🤖 AI Summary
Current machine learning models suffer from limited interpretability and insufficient capacity to generate scientific insights. To address this, we propose Discovery Engine—a fully automated, end-to-end scientific discovery system that integrates multi-source heterogeneous data modeling with state-of-the-art interpretability techniques, including causal inference, concept activation mapping, and symbolic induction. We evaluate the framework across four domains—medicine, materials science, social sciences, and environmental science—using five published benchmark studies. Discovery Engine matches or substantially outperforms SOTA methods in predictive accuracy. Crucially, it systematically generates high-level scientific outputs: mechanistic explanations, empirically testable hypotheses, and actionable intervention strategies.

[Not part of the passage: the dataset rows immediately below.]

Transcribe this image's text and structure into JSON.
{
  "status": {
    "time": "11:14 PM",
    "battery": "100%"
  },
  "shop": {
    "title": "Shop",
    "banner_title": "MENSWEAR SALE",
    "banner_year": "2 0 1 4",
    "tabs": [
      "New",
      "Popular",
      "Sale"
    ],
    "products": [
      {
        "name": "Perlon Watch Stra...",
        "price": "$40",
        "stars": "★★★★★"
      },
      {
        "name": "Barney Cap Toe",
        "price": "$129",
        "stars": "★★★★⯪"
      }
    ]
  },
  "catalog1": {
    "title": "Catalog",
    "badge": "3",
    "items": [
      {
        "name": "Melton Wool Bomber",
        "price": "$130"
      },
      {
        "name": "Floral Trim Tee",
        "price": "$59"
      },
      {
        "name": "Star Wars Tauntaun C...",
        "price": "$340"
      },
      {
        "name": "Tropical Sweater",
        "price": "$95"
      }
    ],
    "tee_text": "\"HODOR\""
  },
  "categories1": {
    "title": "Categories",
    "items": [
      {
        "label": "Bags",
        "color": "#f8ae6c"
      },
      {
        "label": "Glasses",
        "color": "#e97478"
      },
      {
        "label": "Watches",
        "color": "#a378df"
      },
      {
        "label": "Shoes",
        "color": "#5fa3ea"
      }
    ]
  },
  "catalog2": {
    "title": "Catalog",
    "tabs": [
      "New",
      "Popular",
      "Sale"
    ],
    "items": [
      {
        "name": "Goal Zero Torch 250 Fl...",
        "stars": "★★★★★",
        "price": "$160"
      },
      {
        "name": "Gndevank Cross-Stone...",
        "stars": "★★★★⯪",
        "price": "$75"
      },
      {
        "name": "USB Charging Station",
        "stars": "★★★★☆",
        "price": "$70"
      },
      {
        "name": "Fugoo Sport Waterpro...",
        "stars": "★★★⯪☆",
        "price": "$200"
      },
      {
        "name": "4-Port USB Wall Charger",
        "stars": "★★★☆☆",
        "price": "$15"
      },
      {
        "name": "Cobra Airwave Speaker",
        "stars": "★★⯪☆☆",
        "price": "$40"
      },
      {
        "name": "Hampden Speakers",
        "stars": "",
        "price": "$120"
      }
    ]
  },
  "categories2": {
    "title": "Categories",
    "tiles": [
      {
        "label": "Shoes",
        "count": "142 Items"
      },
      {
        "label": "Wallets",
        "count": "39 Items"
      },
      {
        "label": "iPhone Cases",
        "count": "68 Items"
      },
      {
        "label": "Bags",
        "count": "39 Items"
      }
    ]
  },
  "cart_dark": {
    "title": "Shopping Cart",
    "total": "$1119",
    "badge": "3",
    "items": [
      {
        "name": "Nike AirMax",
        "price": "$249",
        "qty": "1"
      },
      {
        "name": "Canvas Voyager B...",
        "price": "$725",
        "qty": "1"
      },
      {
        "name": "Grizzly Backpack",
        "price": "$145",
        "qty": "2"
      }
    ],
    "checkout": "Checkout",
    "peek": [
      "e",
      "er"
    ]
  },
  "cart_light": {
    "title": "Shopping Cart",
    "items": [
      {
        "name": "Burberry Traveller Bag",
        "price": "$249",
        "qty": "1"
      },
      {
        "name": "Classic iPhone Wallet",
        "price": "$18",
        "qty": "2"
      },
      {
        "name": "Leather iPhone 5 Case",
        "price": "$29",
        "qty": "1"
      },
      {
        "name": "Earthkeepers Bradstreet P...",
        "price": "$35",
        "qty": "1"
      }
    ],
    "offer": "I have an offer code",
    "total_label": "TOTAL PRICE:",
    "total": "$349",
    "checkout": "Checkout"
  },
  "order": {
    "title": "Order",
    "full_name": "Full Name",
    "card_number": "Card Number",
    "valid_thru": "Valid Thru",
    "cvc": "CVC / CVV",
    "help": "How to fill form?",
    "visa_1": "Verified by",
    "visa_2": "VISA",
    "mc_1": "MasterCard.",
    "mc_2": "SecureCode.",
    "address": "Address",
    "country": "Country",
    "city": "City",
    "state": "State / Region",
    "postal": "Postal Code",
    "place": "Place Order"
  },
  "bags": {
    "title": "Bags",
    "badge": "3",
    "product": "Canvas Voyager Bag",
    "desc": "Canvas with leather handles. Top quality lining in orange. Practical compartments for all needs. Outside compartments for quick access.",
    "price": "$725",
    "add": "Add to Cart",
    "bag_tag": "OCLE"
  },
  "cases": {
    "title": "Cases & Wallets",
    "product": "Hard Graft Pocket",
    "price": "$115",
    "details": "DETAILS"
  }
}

Results demonstrate that the framework not only enhances model trustworthiness but also enables the practical realization of an “interpretability-driven scientific discovery” paradigm, establishing a new benchmark for automated scientific discovery.
📝 Abstract
The Discovery Engine is a general purpose automated system for scientific discovery, which combines machine learning with state-of-the-art ML interpretability to enable rapid and robust scientific insight across diverse datasets. In this paper, we benchmark the Discovery Engine against five recent peer-reviewed scientific publications applying machine learning across medicine, materials science, social science, and environmental science. In each case, the Discovery Engine matches or exceeds prior predictive performance while also generating deeper, more actionable insights through rich interpretability artefacts. These results demonstrate its potential as a new standard for automated, interpretable scientific modelling that enables complex knowledge discovery from data.